Les accidents contre des obstacles situés en dehors de la route se retrouvent en première place des conséquences lourdes et fatales de la circulation, et ce, avant les accidents latéraux aux carrefours et les collisions frontales. « Le nombre de blessés graves, suite à une collision avec un obstacle se trouvant le long de la route, s’élève à 15 % du nombre total de ces mêmes blessés graves. Plus grave encore, on ne constate pas de diminution ni de modification ces dernières années. Les arbres et les poteaux d’éclairage sortent du lot, suivis des accidents contre des rails de sécurité. »

Des routes plus sûres

L’adaptation des infrastructures pourrait donc diminuer le nombre d’accidents graves. Elle peut se faire au moyen des technologies actuelles telles que les poteaux absorbeurs de chocs et les glissières de sécurité fermées, autour des arbres et des constructions, aux endroits dangereux.

Ces adaptations sont faciles à trouver à partir du moment où une analyse sérieuse des accidents existe. Pour Touring, cette tâche incombe aux Régions.
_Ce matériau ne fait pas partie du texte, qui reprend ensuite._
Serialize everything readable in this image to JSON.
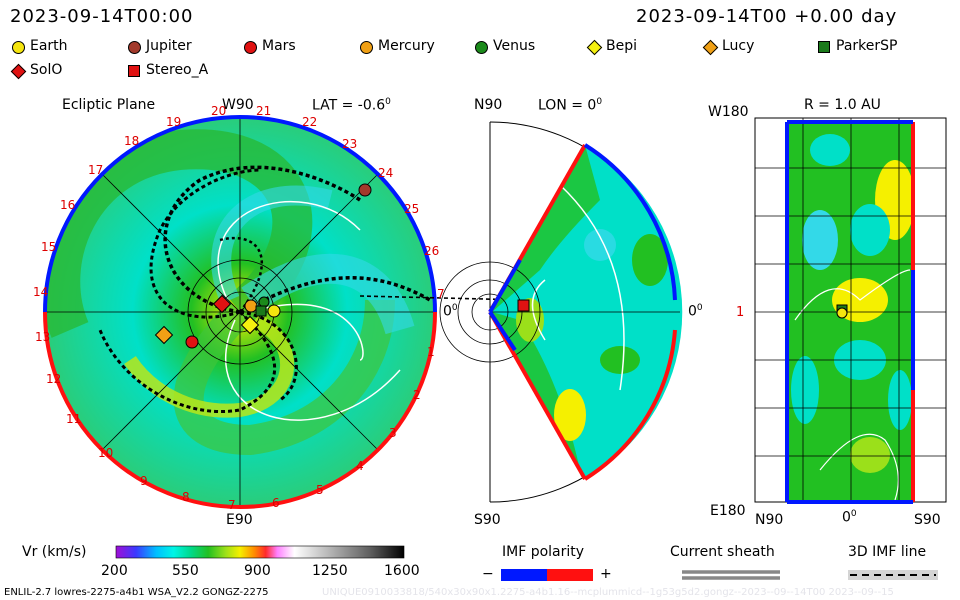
{
  "header": {
    "time_left": "2023-09-14T00:00",
    "time_right": "2023-09-14T00 +0.00 day"
  },
  "legend": [
    {
      "name": "Earth",
      "shape": "circle",
      "color": "#f5e50f"
    },
    {
      "name": "Jupiter",
      "shape": "circle",
      "color": "#a23a2c"
    },
    {
      "name": "Mars",
      "shape": "circle",
      "color": "#e01212"
    },
    {
      "name": "Mercury",
      "shape": "circle",
      "color": "#f0a015"
    },
    {
      "name": "Venus",
      "shape": "circle",
      "color": "#1b8a1b"
    },
    {
      "name": "Bepi",
      "shape": "diamond",
      "color": "#f5f00f"
    },
    {
      "name": "Lucy",
      "shape": "diamond",
      "color": "#f0a015"
    },
    {
      "name": "ParkerSP",
      "shape": "square",
      "color": "#1b7a1b"
    },
    {
      "name": "SolO",
      "shape": "diamond",
      "color": "#e01212"
    },
    {
      "name": "Stereo_A",
      "shape": "square",
      "color": "#e01212"
    }
  ],
  "ecliptic": {
    "title": "Ecliptic Plane",
    "lat_label": "LAT = -0.6",
    "top_label": "W90",
    "bottom_label": "E90",
    "right_label": "0",
    "carrington_numbers": [
      "20",
      "21",
      "22",
      "23",
      "24",
      "25",
      "26",
      "7",
      "1",
      "2",
      "3",
      "4",
      "5",
      "6",
      "7",
      "8",
      "9",
      "10",
      "11",
      "12",
      "13",
      "14",
      "15",
      "16",
      "17",
      "18",
      "19"
    ]
  },
  "meridional": {
    "top_label": "N90",
    "lon_label": "LON = 0",
    "right_label": "0",
    "bottom_label": "S90"
  },
  "map": {
    "title": "R = 1.0 AU",
    "top_label": "W180",
    "mid_label": "1",
    "bottom_label": "E180",
    "x_labels": [
      "N90",
      "0",
      "S90"
    ]
  },
  "colorbar": {
    "label": "Vr (km/s)",
    "ticks": [
      "200",
      "550",
      "900",
      "1250",
      "1600"
    ],
    "colors": [
      "#a00fd6",
      "#3a3aff",
      "#00bfff",
      "#00f5e6",
      "#00d98a",
      "#22c022",
      "#9be01a",
      "#f5f000",
      "#ff8c00",
      "#ff2a2a",
      "#ff80ff",
      "#ffffff",
      "#b0b0b0",
      "#606060",
      "#000000"
    ]
  },
  "imf": {
    "label": "IMF polarity",
    "minus": "−",
    "plus": "+",
    "neg_color": "#0018ff",
    "pos_color": "#ff1010"
  },
  "sheath": {
    "label": "Current sheath"
  },
  "imf3d": {
    "label": "3D IMF line"
  },
  "footer": {
    "model_text": "ENLIL-2.7 lowres-2275-a4b1 WSA_V2.2 GONGZ-2275",
    "watermark": "UNIQUE0910033818/540x30x90x1.2275-a4b1.16--mcplummicd--1g53g5d2.gongz--2023--09--14T00 2023--09--15"
  }
}
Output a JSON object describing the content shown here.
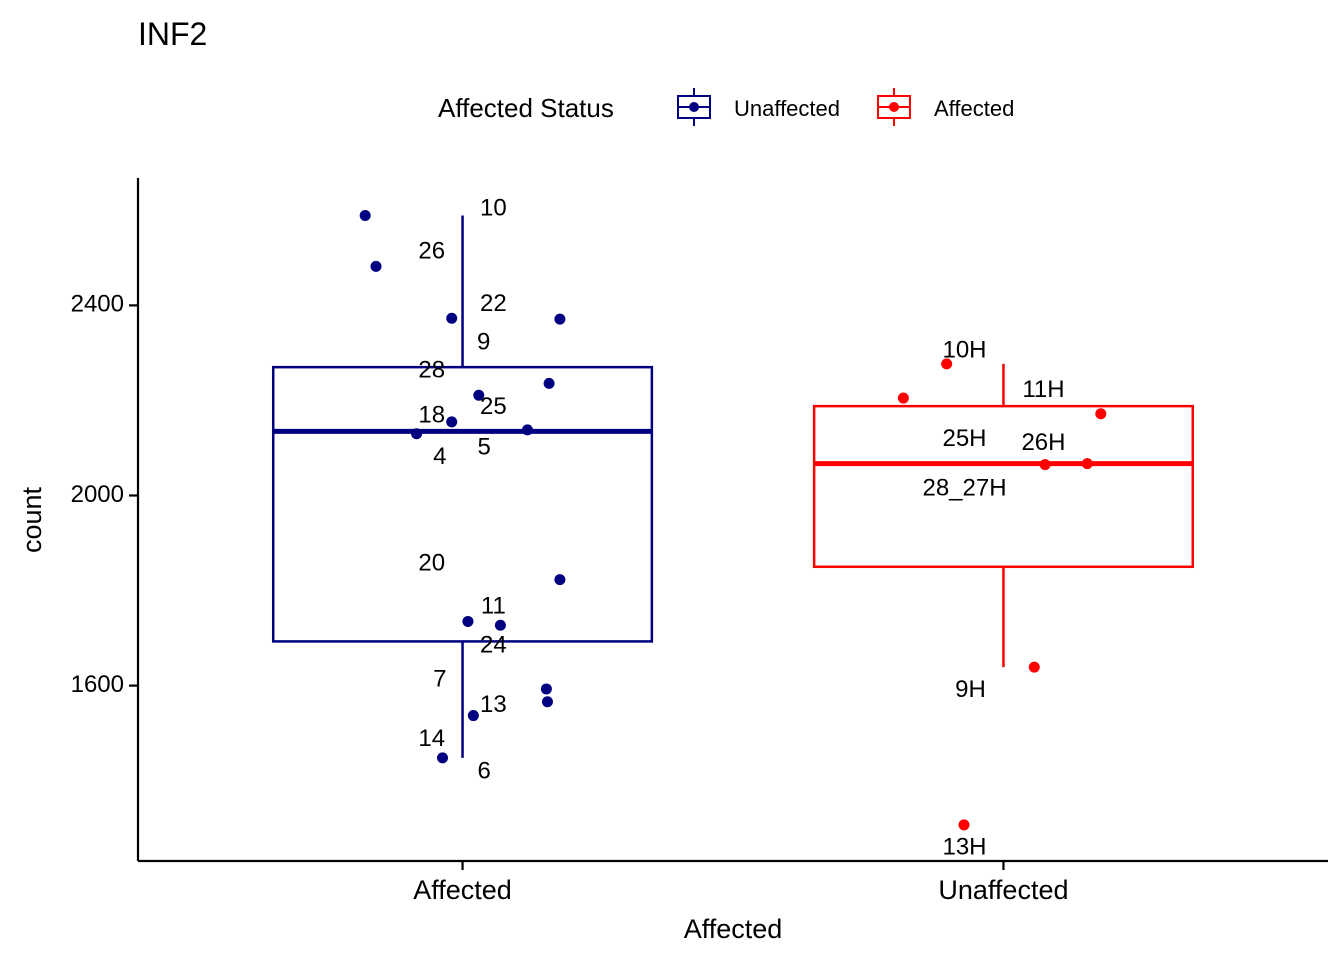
{
  "chart_data": {
    "type": "boxplot",
    "title": "INF2",
    "xlabel": "Affected",
    "ylabel": "count",
    "legend": {
      "title": "Affected Status",
      "position": "top",
      "entries": [
        {
          "label": "Unaffected",
          "color": "#000080"
        },
        {
          "label": "Affected",
          "color": "#ff0000"
        }
      ]
    },
    "ylim": [
      1231,
      2668
    ],
    "yticks": [
      1600,
      2000,
      2400
    ],
    "categories": [
      "Affected",
      "Unaffected"
    ],
    "boxes": [
      {
        "category": "Affected",
        "group": "Unaffected",
        "color": "#000080",
        "whisker_low": 1448,
        "q1": 1693,
        "median": 2135,
        "q3": 2270,
        "whisker_high": 2589
      },
      {
        "category": "Unaffected",
        "group": "Affected",
        "color": "#ff0000",
        "whisker_low": 1639,
        "q1": 1850,
        "median": 2067,
        "q3": 2188,
        "whisker_high": 2277
      }
    ],
    "series": [
      {
        "name": "Unaffected",
        "category": "Affected",
        "color": "#000080",
        "points": [
          {
            "jitter": -0.18,
            "y": 2589
          },
          {
            "jitter": -0.16,
            "y": 2482
          },
          {
            "jitter": -0.02,
            "y": 2373
          },
          {
            "jitter": 0.18,
            "y": 2371
          },
          {
            "jitter": 0.16,
            "y": 2236
          },
          {
            "jitter": 0.03,
            "y": 2211
          },
          {
            "jitter": -0.02,
            "y": 2155
          },
          {
            "jitter": 0.12,
            "y": 2138
          },
          {
            "jitter": -0.085,
            "y": 2130
          },
          {
            "jitter": 0.18,
            "y": 1823
          },
          {
            "jitter": 0.01,
            "y": 1735
          },
          {
            "jitter": 0.07,
            "y": 1727
          },
          {
            "jitter": 0.155,
            "y": 1593
          },
          {
            "jitter": 0.157,
            "y": 1566
          },
          {
            "jitter": 0.02,
            "y": 1537
          },
          {
            "jitter": -0.037,
            "y": 1448
          }
        ]
      },
      {
        "name": "Affected",
        "category": "Unaffected",
        "color": "#ff0000",
        "points": [
          {
            "jitter": -0.105,
            "y": 2277
          },
          {
            "jitter": -0.185,
            "y": 2205
          },
          {
            "jitter": 0.18,
            "y": 2172
          },
          {
            "jitter": 0.155,
            "y": 2067
          },
          {
            "jitter": 0.077,
            "y": 2065
          },
          {
            "jitter": 0.057,
            "y": 1639
          },
          {
            "jitter": -0.073,
            "y": 1307
          }
        ]
      }
    ],
    "labels": [
      {
        "text": "10",
        "category": "Affected",
        "jitter": 0.057,
        "y": 2602
      },
      {
        "text": "26",
        "category": "Affected",
        "jitter": -0.057,
        "y": 2512
      },
      {
        "text": "22",
        "category": "Affected",
        "jitter": 0.057,
        "y": 2402
      },
      {
        "text": "9",
        "category": "Affected",
        "jitter": 0.039,
        "y": 2320
      },
      {
        "text": "28",
        "category": "Affected",
        "jitter": -0.057,
        "y": 2262
      },
      {
        "text": "25",
        "category": "Affected",
        "jitter": 0.057,
        "y": 2185
      },
      {
        "text": "18",
        "category": "Affected",
        "jitter": -0.057,
        "y": 2167
      },
      {
        "text": "5",
        "category": "Affected",
        "jitter": 0.04,
        "y": 2100
      },
      {
        "text": "4",
        "category": "Affected",
        "jitter": -0.042,
        "y": 2080
      },
      {
        "text": "20",
        "category": "Affected",
        "jitter": -0.057,
        "y": 1856
      },
      {
        "text": "11",
        "category": "Affected",
        "jitter": 0.057,
        "y": 1765
      },
      {
        "text": "24",
        "category": "Affected",
        "jitter": 0.057,
        "y": 1683
      },
      {
        "text": "7",
        "category": "Affected",
        "jitter": -0.042,
        "y": 1612
      },
      {
        "text": "13",
        "category": "Affected",
        "jitter": 0.057,
        "y": 1558
      },
      {
        "text": "14",
        "category": "Affected",
        "jitter": -0.057,
        "y": 1486
      },
      {
        "text": "6",
        "category": "Affected",
        "jitter": 0.04,
        "y": 1418
      },
      {
        "text": "10H",
        "category": "Unaffected",
        "jitter": -0.072,
        "y": 2304
      },
      {
        "text": "11H",
        "category": "Unaffected",
        "jitter": 0.074,
        "y": 2221
      },
      {
        "text": "25H",
        "category": "Unaffected",
        "jitter": -0.072,
        "y": 2118
      },
      {
        "text": "26H",
        "category": "Unaffected",
        "jitter": 0.074,
        "y": 2109
      },
      {
        "text": "28_27H",
        "category": "Unaffected",
        "jitter": -0.072,
        "y": 2013
      },
      {
        "text": "9H",
        "category": "Unaffected",
        "jitter": -0.061,
        "y": 1589
      },
      {
        "text": "13H",
        "category": "Unaffected",
        "jitter": -0.072,
        "y": 1258
      }
    ]
  }
}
Touring demande que les nouvelles routes ou les routes en rénovation soient aménagées sur base d’un vade-mecum. « Mais il faut également penser aux usagers faibles. En tant qu’organisation de mobilité nous luttons aussi pour des infrastructures sûres pour les cyclistes et piétons. »

En outre, les villes et communes, qui gèrent la plus grande partie de notre réseau routier, doivent également être consultées, conclut Touring.